Юра тогда вернулся с работы, как обычно, под утро, и часов в семь, наверно, его скрутило. Боли были непереносимые, тело будто разламывало пополам, ни вздохнуть, ни выдохнуть, на правый бок ложился, на левый, подтягивал ноги к груди, ничего не помогало, не мог сдержать стона.
Мать металась по комнате: «Может, грелку поставить?» Слава Богу, отец еще не ушел на работу, догадался, в чем дело, не разрешил ставить грелку, сказал: «Будем вызывать карету «скорой помощи». Юра отказывался: карета «скорой помощи» наверняка увезет его в больницу, а ему вечером «Красной стрелой» ехать в Ленинград к Запорожцу, из больницы могут не отпустить, и накроется поездка, пропадет Ленинград, опять ему ходить под Дьяковым.
– Давай телефон, – настаивал отец.
– Не надо звонить, сейчас пройдет.
– Не дашь свою «скорую», вызову городскую.
Юра попытался сесть на постели, застонал, повалился на подушку, нет, терпеть невозможно, «скорая» хоть укол сделает, и боль пройдет. Он показал, откуда достать записную книжку. Через полчаса пришла машина, Юру вынесли на носилках, весь дом глядел, весь подъезд переполошился.
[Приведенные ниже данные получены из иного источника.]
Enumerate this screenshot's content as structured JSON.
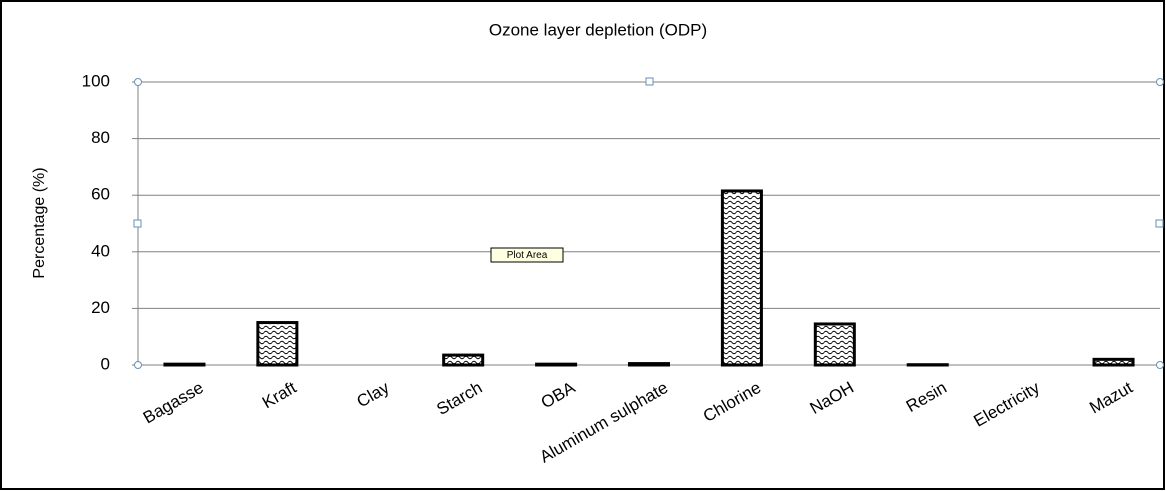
{
  "chart_data": {
    "type": "bar",
    "title": "Ozone layer depletion (ODP)",
    "ylabel": "Percentage (%)",
    "tooltip": "Plot Area",
    "categories": [
      "Bagasse",
      "Kraft",
      "Clay",
      "Starch",
      "OBA",
      "Aluminum sulphate",
      "Chlorine",
      "NaOH",
      "Resin",
      "Electricity",
      "Mazut"
    ],
    "values": [
      0.3,
      15,
      0,
      3.5,
      0.3,
      0.5,
      61.5,
      14.5,
      0.1,
      0,
      2
    ],
    "color": "#000000",
    "ylim": [
      0,
      100
    ],
    "yticks": [
      0,
      20,
      40,
      60,
      80,
      100
    ],
    "grid": true
  }
}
Привезли на Варсонофьевский, в больницу НКВД, сразу положили на стол, прооперировали. Сказали, шов снимут дней через десять. Все! Накрылся Ленинград! Как горевал тогда, как горевал, а выходит, аппендицит спас его. Вот и не верь после этого в судьбу.
– Ваше счастье, вовремя привезли, а еще часа два-три, и был бы перитонит, – сказал профессор Цитронблат, делавший ему операцию. Лучший хирург, и что интересно: с протезом вместо ноги.
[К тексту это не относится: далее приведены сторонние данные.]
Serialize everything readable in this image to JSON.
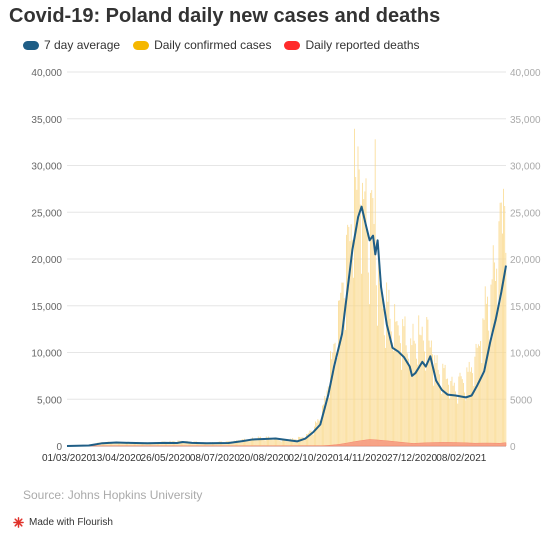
{
  "title": "Covid-19: Poland daily new cases and deaths",
  "source": "Source: Johns Hopkins University",
  "branding": "Made with Flourish",
  "colors": {
    "avg": "#1f5e86",
    "cases": "#f5b700",
    "cases_fill": "#f9d88b",
    "deaths": "#ff2b2b",
    "deaths_fill": "#f79c82"
  },
  "chart_data": {
    "type": "bar",
    "legend": [
      "7 day average",
      "Daily confirmed cases",
      "Daily reported deaths"
    ],
    "ylim": [
      0,
      40000
    ],
    "y_ticks_left": [
      "0",
      "5,000",
      "10,000",
      "15,000",
      "20,000",
      "25,000",
      "30,000",
      "35,000",
      "40,000"
    ],
    "y_ticks_right": [
      "0",
      "5000",
      "10,000",
      "15,000",
      "20,000",
      "25,000",
      "30,000",
      "35,000",
      "40,000"
    ],
    "x_ticks": [
      "01/03/2020",
      "13/04/2020",
      "26/05/2020",
      "08/07/2020",
      "20/08/2020",
      "02/10/2020",
      "14/11/2020",
      "27/12/2020",
      "08/02/2021"
    ],
    "x_start": "2020-03-01",
    "x_end": "2021-03-19",
    "series": [
      {
        "name": "7 day average",
        "type": "line",
        "points": [
          [
            "2020-03-01",
            0
          ],
          [
            "2020-03-20",
            50
          ],
          [
            "2020-04-01",
            300
          ],
          [
            "2020-04-13",
            380
          ],
          [
            "2020-04-25",
            330
          ],
          [
            "2020-05-10",
            300
          ],
          [
            "2020-05-26",
            340
          ],
          [
            "2020-06-05",
            320
          ],
          [
            "2020-06-10",
            430
          ],
          [
            "2020-06-18",
            330
          ],
          [
            "2020-07-01",
            300
          ],
          [
            "2020-07-20",
            320
          ],
          [
            "2020-08-01",
            520
          ],
          [
            "2020-08-10",
            700
          ],
          [
            "2020-08-20",
            750
          ],
          [
            "2020-08-30",
            800
          ],
          [
            "2020-09-08",
            650
          ],
          [
            "2020-09-18",
            500
          ],
          [
            "2020-09-25",
            800
          ],
          [
            "2020-10-02",
            1500
          ],
          [
            "2020-10-08",
            2300
          ],
          [
            "2020-10-15",
            5500
          ],
          [
            "2020-10-20",
            8500
          ],
          [
            "2020-10-27",
            12000
          ],
          [
            "2020-11-01",
            17000
          ],
          [
            "2020-11-05",
            21000
          ],
          [
            "2020-11-10",
            24500
          ],
          [
            "2020-11-13",
            25600
          ],
          [
            "2020-11-17",
            23500
          ],
          [
            "2020-11-20",
            22000
          ],
          [
            "2020-11-23",
            22500
          ],
          [
            "2020-11-25",
            20500
          ],
          [
            "2020-11-27",
            22000
          ],
          [
            "2020-11-30",
            17000
          ],
          [
            "2020-12-05",
            13000
          ],
          [
            "2020-12-10",
            10500
          ],
          [
            "2020-12-15",
            10100
          ],
          [
            "2020-12-20",
            9500
          ],
          [
            "2020-12-25",
            8500
          ],
          [
            "2020-12-27",
            7500
          ],
          [
            "2020-12-30",
            7800
          ],
          [
            "2021-01-05",
            9000
          ],
          [
            "2021-01-08",
            8500
          ],
          [
            "2021-01-12",
            9600
          ],
          [
            "2021-01-17",
            7000
          ],
          [
            "2021-01-22",
            6000
          ],
          [
            "2021-01-27",
            5500
          ],
          [
            "2021-02-03",
            5400
          ],
          [
            "2021-02-12",
            5200
          ],
          [
            "2021-02-17",
            5400
          ],
          [
            "2021-02-22",
            6500
          ],
          [
            "2021-02-28",
            8000
          ],
          [
            "2021-03-05",
            11000
          ],
          [
            "2021-03-10",
            13500
          ],
          [
            "2021-03-15",
            16500
          ],
          [
            "2021-03-19",
            19300
          ]
        ]
      },
      {
        "name": "Daily confirmed cases",
        "type": "bar",
        "peak": [
          "2020-11-25",
          32800
        ],
        "anchors": [
          [
            "2020-03-01",
            0
          ],
          [
            "2020-03-20",
            80
          ],
          [
            "2020-04-01",
            380
          ],
          [
            "2020-04-13",
            400
          ],
          [
            "2020-05-10",
            330
          ],
          [
            "2020-06-10",
            500
          ],
          [
            "2020-07-01",
            300
          ],
          [
            "2020-08-01",
            600
          ],
          [
            "2020-08-20",
            900
          ],
          [
            "2020-09-10",
            600
          ],
          [
            "2020-09-25",
            1000
          ],
          [
            "2020-10-02",
            1800
          ],
          [
            "2020-10-10",
            3500
          ],
          [
            "2020-10-17",
            8000
          ],
          [
            "2020-10-24",
            13000
          ],
          [
            "2020-10-31",
            20000
          ],
          [
            "2020-11-07",
            27800
          ],
          [
            "2020-11-12",
            27000
          ],
          [
            "2020-11-17",
            24500
          ],
          [
            "2020-11-24",
            22000
          ],
          [
            "2020-12-01",
            15000
          ],
          [
            "2020-12-10",
            13000
          ],
          [
            "2020-12-18",
            12500
          ],
          [
            "2020-12-27",
            10500
          ],
          [
            "2021-01-05",
            12000
          ],
          [
            "2021-01-12",
            11000
          ],
          [
            "2021-01-20",
            7500
          ],
          [
            "2021-02-01",
            6500
          ],
          [
            "2021-02-10",
            6800
          ],
          [
            "2021-02-20",
            9000
          ],
          [
            "2021-03-01",
            14000
          ],
          [
            "2021-03-08",
            17500
          ],
          [
            "2021-03-13",
            21000
          ],
          [
            "2021-03-19",
            27300
          ]
        ]
      },
      {
        "name": "Daily reported deaths",
        "type": "area",
        "anchors": [
          [
            "2020-03-01",
            0
          ],
          [
            "2020-04-15",
            25
          ],
          [
            "2020-09-01",
            15
          ],
          [
            "2020-10-10",
            40
          ],
          [
            "2020-10-24",
            180
          ],
          [
            "2020-11-07",
            400
          ],
          [
            "2020-11-20",
            560
          ],
          [
            "2020-12-05",
            480
          ],
          [
            "2020-12-25",
            380
          ],
          [
            "2021-01-20",
            330
          ],
          [
            "2021-02-20",
            260
          ],
          [
            "2021-03-19",
            420
          ]
        ]
      }
    ]
  }
}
Но, как оказалось, не только в том было счастье, что от перитонита спасли, главное – не поехал в Ленинград.
Дня через два после операции принесли ему пакет с фруктами – апельсины, мандарины, яблоки – и записку: «Юрочка, как ты себя чувствуешь? Что тебе надо, напиши. Лена».
Юра опустил записку. Лена пришла! Пришла все-таки! Уставший, измученный болью, он расчувствовался, даже в горле запершило. Значит, любит его, если все простила, не ревнует больше.
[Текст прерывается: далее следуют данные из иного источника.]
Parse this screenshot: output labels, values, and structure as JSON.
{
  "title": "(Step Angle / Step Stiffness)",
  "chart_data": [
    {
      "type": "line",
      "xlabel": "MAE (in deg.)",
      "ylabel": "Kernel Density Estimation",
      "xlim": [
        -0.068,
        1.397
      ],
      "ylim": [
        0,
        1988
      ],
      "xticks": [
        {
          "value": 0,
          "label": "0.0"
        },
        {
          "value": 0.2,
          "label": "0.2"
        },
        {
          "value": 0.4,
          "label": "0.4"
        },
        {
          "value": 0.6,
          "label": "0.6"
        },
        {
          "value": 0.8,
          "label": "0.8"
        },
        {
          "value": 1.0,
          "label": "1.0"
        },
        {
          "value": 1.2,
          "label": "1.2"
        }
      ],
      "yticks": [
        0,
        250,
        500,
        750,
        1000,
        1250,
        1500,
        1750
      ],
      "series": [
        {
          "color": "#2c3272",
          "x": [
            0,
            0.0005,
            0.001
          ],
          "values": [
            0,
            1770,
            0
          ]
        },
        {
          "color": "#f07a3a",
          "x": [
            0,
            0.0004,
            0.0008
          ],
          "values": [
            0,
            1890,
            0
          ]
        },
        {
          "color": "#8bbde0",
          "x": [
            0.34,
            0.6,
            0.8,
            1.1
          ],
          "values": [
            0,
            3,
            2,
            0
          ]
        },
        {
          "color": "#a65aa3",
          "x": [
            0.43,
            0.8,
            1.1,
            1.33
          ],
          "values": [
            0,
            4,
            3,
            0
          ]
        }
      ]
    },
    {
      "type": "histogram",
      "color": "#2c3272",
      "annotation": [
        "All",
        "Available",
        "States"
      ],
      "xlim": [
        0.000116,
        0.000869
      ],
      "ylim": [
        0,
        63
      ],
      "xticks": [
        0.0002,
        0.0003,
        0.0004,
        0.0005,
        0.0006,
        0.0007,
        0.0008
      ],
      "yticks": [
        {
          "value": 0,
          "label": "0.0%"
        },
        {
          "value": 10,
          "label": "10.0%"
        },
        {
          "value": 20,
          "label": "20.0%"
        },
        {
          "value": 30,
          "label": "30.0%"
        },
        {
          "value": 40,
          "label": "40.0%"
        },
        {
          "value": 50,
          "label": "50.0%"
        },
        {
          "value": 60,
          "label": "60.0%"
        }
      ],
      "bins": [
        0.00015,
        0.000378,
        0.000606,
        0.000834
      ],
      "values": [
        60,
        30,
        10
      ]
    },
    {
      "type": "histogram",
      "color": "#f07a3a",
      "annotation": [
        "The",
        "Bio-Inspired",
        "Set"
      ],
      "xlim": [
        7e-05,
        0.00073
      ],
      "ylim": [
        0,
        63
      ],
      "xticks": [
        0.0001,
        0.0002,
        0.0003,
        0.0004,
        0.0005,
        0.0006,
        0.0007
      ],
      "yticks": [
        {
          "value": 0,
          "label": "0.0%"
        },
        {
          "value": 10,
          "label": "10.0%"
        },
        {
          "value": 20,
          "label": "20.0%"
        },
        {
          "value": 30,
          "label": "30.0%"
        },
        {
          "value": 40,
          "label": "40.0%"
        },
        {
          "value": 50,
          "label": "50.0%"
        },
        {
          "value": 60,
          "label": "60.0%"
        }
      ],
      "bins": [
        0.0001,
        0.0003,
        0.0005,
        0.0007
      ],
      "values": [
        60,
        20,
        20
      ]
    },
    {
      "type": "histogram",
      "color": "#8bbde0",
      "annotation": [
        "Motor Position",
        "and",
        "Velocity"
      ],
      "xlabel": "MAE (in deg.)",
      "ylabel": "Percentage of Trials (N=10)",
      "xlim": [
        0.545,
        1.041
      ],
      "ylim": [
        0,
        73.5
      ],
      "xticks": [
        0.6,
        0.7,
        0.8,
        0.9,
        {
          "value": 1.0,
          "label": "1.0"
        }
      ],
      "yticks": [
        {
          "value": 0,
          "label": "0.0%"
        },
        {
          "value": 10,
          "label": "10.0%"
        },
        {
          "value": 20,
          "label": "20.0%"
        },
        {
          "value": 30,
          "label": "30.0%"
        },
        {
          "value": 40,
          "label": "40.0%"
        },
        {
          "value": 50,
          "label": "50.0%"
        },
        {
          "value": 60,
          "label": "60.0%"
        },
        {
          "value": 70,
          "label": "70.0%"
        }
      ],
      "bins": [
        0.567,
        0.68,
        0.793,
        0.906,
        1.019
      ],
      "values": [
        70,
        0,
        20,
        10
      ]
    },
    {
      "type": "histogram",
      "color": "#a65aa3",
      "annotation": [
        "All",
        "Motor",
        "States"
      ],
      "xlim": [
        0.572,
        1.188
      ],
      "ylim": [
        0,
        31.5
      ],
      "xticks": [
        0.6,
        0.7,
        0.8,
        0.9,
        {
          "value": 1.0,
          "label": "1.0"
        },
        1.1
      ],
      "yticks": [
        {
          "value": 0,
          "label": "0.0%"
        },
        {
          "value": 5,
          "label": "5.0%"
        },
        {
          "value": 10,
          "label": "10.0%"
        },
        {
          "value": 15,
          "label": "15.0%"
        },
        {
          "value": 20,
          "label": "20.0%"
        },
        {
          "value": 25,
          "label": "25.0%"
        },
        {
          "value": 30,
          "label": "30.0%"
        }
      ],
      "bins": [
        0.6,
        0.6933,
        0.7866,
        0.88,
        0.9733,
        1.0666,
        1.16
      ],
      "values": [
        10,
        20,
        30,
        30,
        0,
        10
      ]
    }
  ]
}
Правда, мелькнула и неприятная мысль: а может, это их интеллигентские штучки?.. Что бы ни было в прошлом, надо в трудную минуту прийти на помощь, проявить внимание, сочувствие. Так принято у приличных людей, ведь они приличные люди… Никто к нему не пришел, а она пришла. Только Вутковский Александр Федорович звонил, справлялся о здоровье, но он начальник, ему положено проявлять заботу о подчиненных. Ну и мать, конечно, приходила. Принесла какую-то бестолковщину, пироги, дура, испекла, хоть бы у врача спросила, что можно, чего нельзя. А ему тут ничего и не нужно, кормят хорошо, центральная больница НКВД все-таки… А Лена по-интеллигентному: мандарины, апельсины – не еда, не пироги с гречневой кашей, а знак внимания.
И все же не из приличия она явилась! Не может забыть его. Такие, как она, не забывают. И таких, как он, тоже не забывают. Не хлюпик. Мужчина!
– Пишите ответ, – сказала сестра.
– Трудно писать… Пусть зайдет на пару минут.
– В палату нельзя. Начнете ходить, выйдете в коридор, у нас тут зальчик есть для посещающих. Потерпите.
На обороте Лениной записки Юра написал:
«Леночка, спасибо за передачу. Мне ничего не надо, все есть, не беспокойся. Хочется повидаться. Через два дня мне позволят ходить, и я выйду к тебе. Приходи…»
И, подумав, дописал: «Целую».
Через два дня Юре позволили вставать, в тот же день пришла Лена.